The stock ESRGAN enlargement doesn’t look quite as good to me; however, in my opinion, ESRGAN offers a lot of potential if tweaked. The algorithm already shows promise in upscaling video-game textures–a use the algorithm’s creators didn’t envision–and I think that taking the existing model developed by the researchers and training it further on satellite photos could produce higher-quality images.

I didn’t test the one purpose-built satellite image super-resolution algorithm I found because it’s designed for much-higher-resolution (thirty-centimeter) input imagery.

Removing modern features

One problem with using satellite photos as the base for historical maps involves dealing with modern features: agriculture, cities, roads, etc., that weren’t around in the same form in the time period the historical map is depicting. Machine learning presents a solution for this problem, as well; Photoshop’s content-aware fill allows you to select an area of an image for Photoshop to plausibly fill in with similar content. For example, here’s the Gigapixel-enlarged image with human-created features removed by content-aware fill:

Modern features no longer appear in the image.

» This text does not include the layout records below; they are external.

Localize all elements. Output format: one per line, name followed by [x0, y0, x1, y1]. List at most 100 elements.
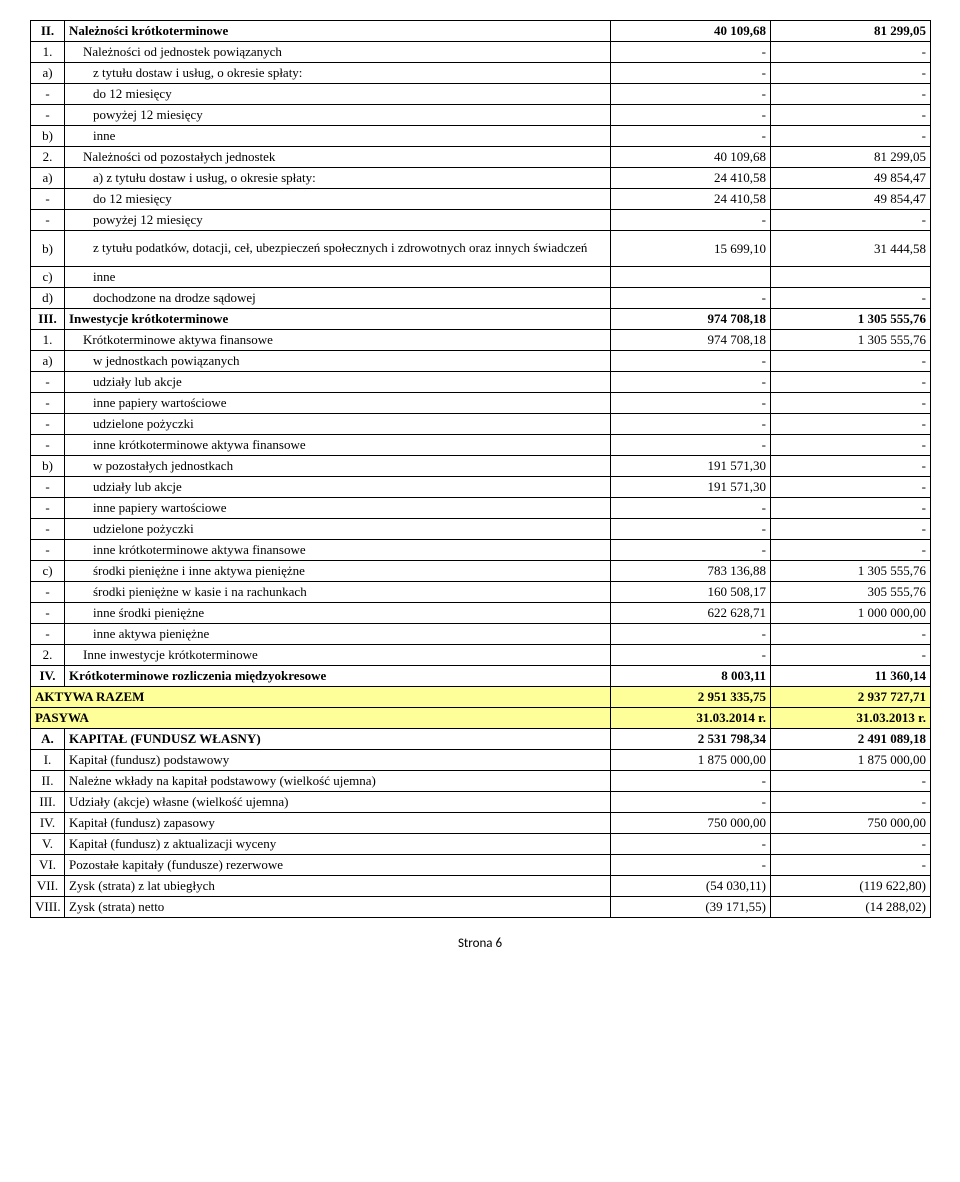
- row-value-2: -: [771, 456, 931, 477]
- row-number: c): [31, 561, 65, 582]
- row-value-1: -: [611, 372, 771, 393]
- row-number: -: [31, 393, 65, 414]
- row-value-2: 1 305 555,76: [771, 330, 931, 351]
- row-label: Zysk (strata) z lat ubiegłych: [65, 876, 611, 897]
- row-number: 1.: [31, 42, 65, 63]
- row-number: V.: [31, 834, 65, 855]
- row-number: -: [31, 519, 65, 540]
- row-number: III.: [31, 792, 65, 813]
- row-number: b): [31, 231, 65, 267]
- row-label: a) z tytułu dostaw i usług, o okresie sp…: [65, 168, 611, 189]
- row-label: KAPITAŁ (FUNDUSZ WŁASNY): [65, 729, 611, 750]
- row-number: c): [31, 267, 65, 288]
- row-label: z tytułu dostaw i usług, o okresie spłat…: [65, 63, 611, 84]
- row-value-1: 622 628,71: [611, 603, 771, 624]
- row-value-2: -: [771, 645, 931, 666]
- row-value-2: (119 622,80): [771, 876, 931, 897]
- table-row: -do 12 miesięcy24 410,5849 854,47: [31, 189, 931, 210]
- row-number: 2.: [31, 147, 65, 168]
- row-label: z tytułu podatków, dotacji, ceł, ubezpie…: [65, 231, 611, 267]
- row-value-2: -: [771, 540, 931, 561]
- row-label: Kapitał (fundusz) zapasowy: [65, 813, 611, 834]
- row-number: 2.: [31, 645, 65, 666]
- row-label: Kapitał (fundusz) z aktualizacji wyceny: [65, 834, 611, 855]
- row-number: -: [31, 498, 65, 519]
- row-number: a): [31, 168, 65, 189]
- table-row: -powyżej 12 miesięcy--: [31, 210, 931, 231]
- table-row: 2.Należności od pozostałych jednostek40 …: [31, 147, 931, 168]
- table-row: 2.Inne inwestycje krótkoterminowe--: [31, 645, 931, 666]
- table-row: -udzielone pożyczki--: [31, 414, 931, 435]
- row-label: udziały lub akcje: [65, 372, 611, 393]
- table-row: -środki pieniężne w kasie i na rachunkac…: [31, 582, 931, 603]
- row-value-2: -: [771, 126, 931, 147]
- row-number: 1.: [31, 330, 65, 351]
- table-row: -inne papiery wartościowe--: [31, 498, 931, 519]
- row-label: inne papiery wartościowe: [65, 393, 611, 414]
- row-value-1: 40 109,68: [611, 21, 771, 42]
- row-number: A.: [31, 729, 65, 750]
- table-row: VII.Zysk (strata) z lat ubiegłych(54 030…: [31, 876, 931, 897]
- table-row: II.Należności krótkoterminowe40 109,6881…: [31, 21, 931, 42]
- row-value-2: -: [771, 351, 931, 372]
- table-row: A.KAPITAŁ (FUNDUSZ WŁASNY)2 531 798,342 …: [31, 729, 931, 750]
- row-value-1: -: [611, 435, 771, 456]
- row-number: d): [31, 288, 65, 309]
- row-value-2: 2 491 089,18: [771, 729, 931, 750]
- row-label: inne aktywa pieniężne: [65, 624, 611, 645]
- row-value-1: 40 109,68: [611, 147, 771, 168]
- row-value-2: -: [771, 84, 931, 105]
- row-number: b): [31, 126, 65, 147]
- row-value-2: -: [771, 624, 931, 645]
- row-value-2: -: [771, 435, 931, 456]
- row-value-1: 191 571,30: [611, 477, 771, 498]
- row-value-1: 974 708,18: [611, 309, 771, 330]
- table-row: a)w jednostkach powiązanych--: [31, 351, 931, 372]
- row-label: w pozostałych jednostkach: [65, 456, 611, 477]
- row-label: inne papiery wartościowe: [65, 498, 611, 519]
- row-value-2: 2 937 727,71: [771, 687, 931, 708]
- row-value-1: 750 000,00: [611, 813, 771, 834]
- table-row: -inne krótkoterminowe aktywa finansowe--: [31, 540, 931, 561]
- table-row: -powyżej 12 miesięcy--: [31, 105, 931, 126]
- row-value-2: -: [771, 477, 931, 498]
- row-number: I.: [31, 750, 65, 771]
- row-label: Inwestycje krótkoterminowe: [65, 309, 611, 330]
- row-value-2: -: [771, 63, 931, 84]
- row-value-2: 11 360,14: [771, 666, 931, 687]
- row-number: a): [31, 63, 65, 84]
- row-value-1: -: [611, 351, 771, 372]
- table-row: -inne papiery wartościowe--: [31, 393, 931, 414]
- row-value-1: 2 951 335,75: [611, 687, 771, 708]
- table-row: d)dochodzone na drodze sądowej--: [31, 288, 931, 309]
- row-number: IV.: [31, 813, 65, 834]
- row-value-2: 1 000 000,00: [771, 603, 931, 624]
- row-value-2: -: [771, 393, 931, 414]
- row-number: II.: [31, 771, 65, 792]
- row-value-1: -: [611, 855, 771, 876]
- row-value-1: 24 410,58: [611, 189, 771, 210]
- row-label: Zysk (strata) netto: [65, 897, 611, 918]
- row-number: -: [31, 582, 65, 603]
- balance-sheet-table: II.Należności krótkoterminowe40 109,6881…: [30, 20, 931, 918]
- row-value-1: -: [611, 498, 771, 519]
- row-value-1: -: [611, 792, 771, 813]
- table-row: -udziały lub akcje--: [31, 372, 931, 393]
- table-row: V.Kapitał (fundusz) z aktualizacji wycen…: [31, 834, 931, 855]
- table-row: AKTYWA RAZEM2 951 335,752 937 727,71: [31, 687, 931, 708]
- row-number: II.: [31, 21, 65, 42]
- row-label: inne krótkoterminowe aktywa finansowe: [65, 435, 611, 456]
- page-footer: Strona 6: [30, 936, 930, 951]
- table-row: -udzielone pożyczki--: [31, 519, 931, 540]
- row-label: inne krótkoterminowe aktywa finansowe: [65, 540, 611, 561]
- row-label: Należne wkłady na kapitał podstawowy (wi…: [65, 771, 611, 792]
- row-value-2: -: [771, 42, 931, 63]
- row-number: VI.: [31, 855, 65, 876]
- row-label: udzielone pożyczki: [65, 414, 611, 435]
- row-number: -: [31, 540, 65, 561]
- table-row: b)inne--: [31, 126, 931, 147]
- row-value-2: -: [771, 519, 931, 540]
- table-row: VI.Pozostałe kapitały (fundusze) rezerwo…: [31, 855, 931, 876]
- row-number: -: [31, 624, 65, 645]
- row-label: Kapitał (fundusz) podstawowy: [65, 750, 611, 771]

I made these edits by hand, but at scale you could use OpenStreetMap’s land-use data to mask candidate areas for content-aware replacement:

Data from OpenStreetMap shows roads, urban areas, farmland, etc.

Conclusion

If you want to work with satellite imagery to produce a high-resolution basemap for historical or Bible maps, then using machine learning both to sharpen them and to remove modern features could be a viable, if time-consuming, process. The image in this post covers about 100 square kilometers; modern Israel is over 20,000 square kilometers. And this scene contains a mostly undeveloped area; large-scale cities are harder to erase with content-aware fill because there’s less surrounding wilderness for the algorithm to work with. But if you’re willing to put in the work, the result could be a free, plausibly realistic, reasonably detailed map over which you can overlay your own data.